After several verbal flubs and a scrape with Rush Limbaugh, the worst seemed to be behind RNC Chairman Michael Steele - despite a rumored call for "vote of no confidence" later this month.
If for no other reason, the party is in such overall rough shape that tossing aside its new leader after barely six weeks seemed like a truly foolish act.

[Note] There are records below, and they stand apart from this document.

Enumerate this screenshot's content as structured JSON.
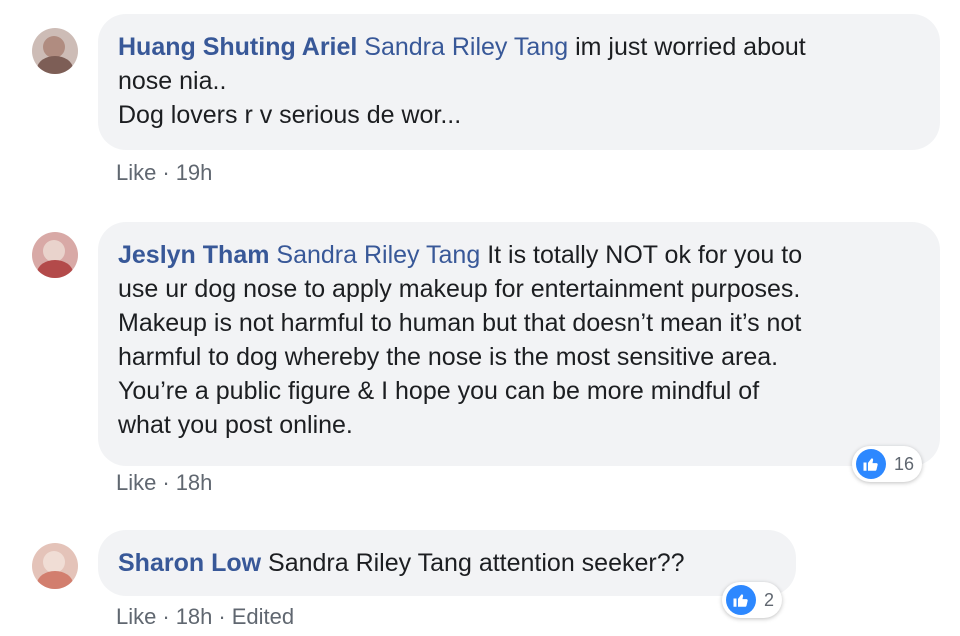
{
  "colors": {
    "author": "#385898",
    "bubble_bg": "#f2f3f5",
    "meta_text": "#606770",
    "like_blue": "#2d88ff"
  },
  "comments": [
    {
      "author": "Huang Shuting Ariel",
      "mention": "Sandra Riley Tang",
      "text_line1": "im just worried about",
      "text_line2": "nose nia..",
      "text_line3": "Dog lovers r v serious de wor...",
      "like_label": "Like",
      "separator": "·",
      "time": "19h"
    },
    {
      "author": "Jeslyn Tham",
      "mention": "Sandra Riley Tang",
      "text_line1": "It is totally NOT ok for you to",
      "text_line2": "use ur dog nose to apply makeup for entertainment purposes.",
      "text_line3": "Makeup is not harmful to human but that doesn’t mean it’s not",
      "text_line4": "harmful to dog whereby the nose is the most sensitive area.",
      "text_line5": "You’re a public figure & I hope you can be more mindful of",
      "text_line6": "what you post online.",
      "like_label": "Like",
      "separator": "·",
      "time": "18h",
      "reaction_icon": "thumbs-up-icon",
      "reaction_count": "16"
    },
    {
      "author": "Sharon Low",
      "mention": "Sandra Riley Tang",
      "text_line1": "attention seeker??",
      "like_label": "Like",
      "separator": "·",
      "time": "18h",
      "separator2": "·",
      "edited": "Edited",
      "reaction_icon": "thumbs-up-icon",
      "reaction_count": "2"
    }
  ]
}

Besides, Steele wasn't the only one to fall afoul of Limbaugh (that continued just this past week, for example, with Newt Gingrich). All that said, his interview to GQ is the likely final nail in the coffin -- even though it actually took place three weeks ago.
The chairman of the RNC can't go around and say that abortion is an "individual choice" (or even appear to do so). It's one thing to say that it should be returned to the "choice" of the states -- as a legal/constitutional matter. But saying that it is "individual choice" is declaring that the party is effectively pro-choice.
There were people in the party that had suspicions about Steele's commitment on "life" issues before this -- his work with former New Jersey Gov. Christie Todd Whitman in the Republican Leadership Council, for example.
But this is too much.
Now, it's not just Rush Limbaugh going after Steele. It's not just rival Katon Dawson or the one black member of the RNC (North Carolina committeewoman Ada Fisher). It's rival Ken Blackwell; it's several other pro-life leaders. It's former presidential candidate Mike Huckabee.
U.S. & World
Actually, Steele's views on homosexuality were -- from a conservative point of view -- almost as problematic:
I don’t think I’ve ever really subscribed to that view [that it is a choice], that you can turn it on and off like a water tap. Um, you know, I think that there’s a whole lot that goes into the makeup of an individual that, uh, you just can’t simply say, oh, like, “Tomorrow morning I’m gonna stop being gay.” It’s like saying, “Tomorrow morning I’m gonna stop being black.”
That could have been finessed. Though, frankly, there are more than a few black folks -- irrespective of party -- who aren't too thrilled with the being gay=being black equation; the problem with racism has always been its visual aspect. While thousands "passed" (as white) back in the day, most blacks can't physically appear to be something other than how the world sees them. Bigotry of all sorts is to be condemned, but a single gay person walking down the street isn't automatically seen as "gay."
To equate race and sexual orientation strikes many people as wrong. But, combined with Steele's seeming wavering on abortion (his GQ comments were in the context of his being adopted and his appreciation that his birth mother chose life), taps seem to be sounding on Michael Steele's tenure.
But if the RNC does dump Steele, members had better think carefully on who replace him. It shouldn't automatically go to runner-up Katon Dawson. That would be stunningly stupid. Even if Steele isn't the right person, dumping a black chairman in favor of a man who was in a whites-only country club only until he got into the chairman race would be unconscionable.
The fact that Dawson is conveniently using a black state committeewoman as his stalking horse to get Steele out (Ada Fisher was the first RNC member to call for his resignation) makes his machinations that more transparent.
Robert A. George is a New York writer. He blogs at Ragged Thots.